Pope Francis to investigate 'playboy priests' who posed naked online in scandal-hit disocese

A Catholic church representative is to probe the 'black sheep' diocese of Albenga-Imperia for alleged sexual harassment of parishioners and involvement in pornography

The Telegraph, UK/October 23, 2014

By Nick Squires

A scandal-ridden Catholic diocese in Italy where priests posted naked photos of themselves on gay websites, raided church coffers and sexually harassed parishioners is to be investigated by a special envoy to Pope Francis.

The Pope reportedly intends to send an “apostolic administrator” to assess allegations that the diocese of Albenga-Imperia, in the Liguria region of northern Italy, has hosted a string of “playboy priests” moon-lighting as barmen, stealing parish funds and getting tattooed.

Described by one Italian newspaper as “the most gossiped about diocese in Italy”, it has been run for the last 25 years by Bishop Mario Oliveri, 70.

He is expected to be replaced in the near future by an auxiliary bishop, according to Il Secolo XIX, the region’s main newspaper.

Pope Francis has already sent Adriano Bernardini, an apostolic nuncio, or ambassador, to conduct a preliminary investigation into the scandals thay have allegedly unfolded under Bishop Oliveri’s watch.

The bishop himself is not accused of any wrongdoing, but is reported to have been overly-charitable in recruiting “black sheep” priests with distinctly chequered pasts, including trainee priests expelled from seminaries for misconduct.

They include a priest who was found guilty of organising an under-age prostitution ring and others who posted nude photos of themselves on Facebook and gay websites.

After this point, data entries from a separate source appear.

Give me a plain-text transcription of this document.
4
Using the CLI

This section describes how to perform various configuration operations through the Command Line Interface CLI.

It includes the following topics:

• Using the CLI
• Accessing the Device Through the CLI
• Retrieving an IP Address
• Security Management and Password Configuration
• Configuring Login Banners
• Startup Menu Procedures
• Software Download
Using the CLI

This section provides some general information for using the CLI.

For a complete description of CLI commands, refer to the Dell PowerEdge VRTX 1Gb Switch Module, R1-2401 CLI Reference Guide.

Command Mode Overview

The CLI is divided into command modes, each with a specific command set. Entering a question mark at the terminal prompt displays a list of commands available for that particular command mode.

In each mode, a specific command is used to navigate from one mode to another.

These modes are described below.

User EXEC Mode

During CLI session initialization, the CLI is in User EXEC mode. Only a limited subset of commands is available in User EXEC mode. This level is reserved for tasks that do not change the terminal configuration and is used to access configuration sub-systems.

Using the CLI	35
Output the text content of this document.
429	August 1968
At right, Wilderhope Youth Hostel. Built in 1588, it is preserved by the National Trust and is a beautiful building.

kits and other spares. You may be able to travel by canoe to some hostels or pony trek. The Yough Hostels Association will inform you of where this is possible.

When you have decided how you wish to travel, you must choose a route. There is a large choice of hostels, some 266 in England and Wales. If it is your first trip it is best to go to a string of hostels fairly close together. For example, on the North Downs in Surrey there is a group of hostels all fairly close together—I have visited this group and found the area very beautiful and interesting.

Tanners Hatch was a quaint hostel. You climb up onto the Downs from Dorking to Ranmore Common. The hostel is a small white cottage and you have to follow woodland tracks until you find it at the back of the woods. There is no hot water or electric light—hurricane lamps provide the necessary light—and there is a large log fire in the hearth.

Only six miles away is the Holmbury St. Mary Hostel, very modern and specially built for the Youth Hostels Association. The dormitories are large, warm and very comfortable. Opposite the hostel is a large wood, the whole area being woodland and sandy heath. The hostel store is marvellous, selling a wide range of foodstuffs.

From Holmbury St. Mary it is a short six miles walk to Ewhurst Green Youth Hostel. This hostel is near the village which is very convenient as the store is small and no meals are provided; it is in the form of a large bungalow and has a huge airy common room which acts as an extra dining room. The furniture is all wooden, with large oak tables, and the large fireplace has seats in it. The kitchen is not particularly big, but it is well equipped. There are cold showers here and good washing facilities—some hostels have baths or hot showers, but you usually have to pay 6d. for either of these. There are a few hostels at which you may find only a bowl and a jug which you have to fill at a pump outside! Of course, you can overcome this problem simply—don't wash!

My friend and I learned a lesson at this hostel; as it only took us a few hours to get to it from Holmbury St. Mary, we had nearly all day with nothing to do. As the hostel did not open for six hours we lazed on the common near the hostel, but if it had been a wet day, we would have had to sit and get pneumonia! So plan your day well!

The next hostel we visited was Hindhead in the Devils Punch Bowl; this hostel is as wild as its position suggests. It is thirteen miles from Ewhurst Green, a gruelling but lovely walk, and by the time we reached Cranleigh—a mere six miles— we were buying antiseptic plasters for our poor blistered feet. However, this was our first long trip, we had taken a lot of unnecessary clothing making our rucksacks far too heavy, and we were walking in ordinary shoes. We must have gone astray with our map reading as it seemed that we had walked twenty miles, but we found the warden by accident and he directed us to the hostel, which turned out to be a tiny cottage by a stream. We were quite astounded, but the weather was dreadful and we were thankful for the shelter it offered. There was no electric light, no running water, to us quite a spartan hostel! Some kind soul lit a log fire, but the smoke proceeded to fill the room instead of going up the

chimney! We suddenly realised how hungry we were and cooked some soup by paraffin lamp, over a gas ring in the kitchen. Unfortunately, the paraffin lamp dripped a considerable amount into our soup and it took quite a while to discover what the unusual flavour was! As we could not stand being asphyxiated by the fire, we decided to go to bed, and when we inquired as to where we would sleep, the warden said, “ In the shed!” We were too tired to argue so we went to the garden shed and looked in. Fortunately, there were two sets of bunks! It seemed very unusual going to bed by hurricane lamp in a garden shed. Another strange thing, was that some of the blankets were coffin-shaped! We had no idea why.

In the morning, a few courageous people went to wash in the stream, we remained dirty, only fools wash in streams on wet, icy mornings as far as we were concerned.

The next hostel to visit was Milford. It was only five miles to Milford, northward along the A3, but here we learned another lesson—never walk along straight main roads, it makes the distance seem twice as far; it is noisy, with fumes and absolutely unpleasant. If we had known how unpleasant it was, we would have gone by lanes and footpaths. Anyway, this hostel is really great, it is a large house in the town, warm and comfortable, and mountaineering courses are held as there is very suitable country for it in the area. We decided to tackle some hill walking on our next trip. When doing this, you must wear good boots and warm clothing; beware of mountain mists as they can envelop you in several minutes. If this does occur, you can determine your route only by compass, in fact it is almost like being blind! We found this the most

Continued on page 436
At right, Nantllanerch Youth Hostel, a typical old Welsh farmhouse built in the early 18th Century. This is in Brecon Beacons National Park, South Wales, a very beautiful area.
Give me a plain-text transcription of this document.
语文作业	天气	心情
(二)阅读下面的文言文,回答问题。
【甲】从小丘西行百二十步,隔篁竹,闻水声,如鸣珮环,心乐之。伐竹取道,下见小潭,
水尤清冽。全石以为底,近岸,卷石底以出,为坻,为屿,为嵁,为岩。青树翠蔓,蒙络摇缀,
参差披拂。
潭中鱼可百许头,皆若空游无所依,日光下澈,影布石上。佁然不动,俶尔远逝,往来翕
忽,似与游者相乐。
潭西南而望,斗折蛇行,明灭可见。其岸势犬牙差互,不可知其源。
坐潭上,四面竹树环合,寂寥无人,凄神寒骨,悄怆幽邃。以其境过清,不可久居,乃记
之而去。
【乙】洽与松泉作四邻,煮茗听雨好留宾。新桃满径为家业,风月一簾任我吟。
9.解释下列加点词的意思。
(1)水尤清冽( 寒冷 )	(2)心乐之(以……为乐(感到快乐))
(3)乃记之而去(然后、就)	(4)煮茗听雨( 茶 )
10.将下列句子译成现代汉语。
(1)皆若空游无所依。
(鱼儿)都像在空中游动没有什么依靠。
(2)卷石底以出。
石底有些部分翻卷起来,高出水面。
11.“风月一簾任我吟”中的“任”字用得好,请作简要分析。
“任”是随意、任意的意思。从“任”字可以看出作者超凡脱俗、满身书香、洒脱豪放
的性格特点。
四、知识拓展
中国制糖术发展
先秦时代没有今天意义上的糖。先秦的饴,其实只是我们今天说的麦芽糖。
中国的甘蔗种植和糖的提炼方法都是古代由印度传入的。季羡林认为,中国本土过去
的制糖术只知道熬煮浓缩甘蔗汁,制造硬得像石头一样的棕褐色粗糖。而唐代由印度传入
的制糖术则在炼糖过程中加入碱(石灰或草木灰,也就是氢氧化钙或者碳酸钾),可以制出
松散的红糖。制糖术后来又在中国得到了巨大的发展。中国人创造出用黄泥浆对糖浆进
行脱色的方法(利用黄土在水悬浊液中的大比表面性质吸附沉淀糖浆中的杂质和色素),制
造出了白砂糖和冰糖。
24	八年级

Priests in the diocese have been accused of sexually harassing parishioners, living with gay partners and stealing Communion money.

Father Luciano Massaferro, for instance, a parish priest, was sentenced to nearly eight years in prison after being found guilty of sexually abusing an altar boy. He had been strenuously defended by the bishop.

The large number of scandals were brought to the Vatican’s attention by appalled parishioners, including a doctor, Luisa Bonello, who wrote to the Pope in February. She committed suicide last month.

When asked about the investigation, Bishop Oliveri, a fervent traditionalist who once celebrated a three-hour Mass in Latin, told La Repubblica newspaper: “I don’t want to talk about it. This is not the right time.”

A Vatican spokesman said the Holy See would not comment on an ongoing investigation.

“We never comment on these matters - they are confidential and it wouldn’t be correct,” Father Ciro Benedettini told The Telegraph. “We would only issue a statement at the end of the investigation, if any decisions are taken.”

Since being elected in March 2013, Pope Francis has shown that he has little patience for senior figures within the Church who transgress.

In March this year, the Argentinean pontiff removed from his post Germany’s so-called “bishop of bling”, Franz-Peter Tebartz-van Elst, after it emerged that he had spent 31 million euros of Church funds on his own residence in the diocese of Limburg.

His palatial residence featured a free-standing bath that cost 15,000 euros, a conference table that cost 25,000 euros and a private chapel that cost nearly three million euros to build.

The bishop’s extravagant spending was sharply at odds with the message of austerity and humility that Pope Francis has promoted since succeeding Benedict XVI 18 months ago.

In July, in an unprecedented move sanctioned by the Pope, a Catholic archbishop and former Holy See ambassador was defrocked after being convicted of sexually abusing teenage boys, making him the most senior Vatican figure to be punished for such a crime.

Archbishop Jozef Wesolowski, who was the Vatican’s nuncio to the Dominican Republic, was found guilty of sex abuse by the Vatican’s Congregation for the Doctrine of the Faith.

He is now under houses arrest, pending the outcome of criminal proceedings launched by Vatican judicial authorities.

He has been charged with sexual abuse of minors and possession of child pornography.

He is expected to be put on trial before a Vatican tribunal early next year and if convicted faces up to seven years in jail.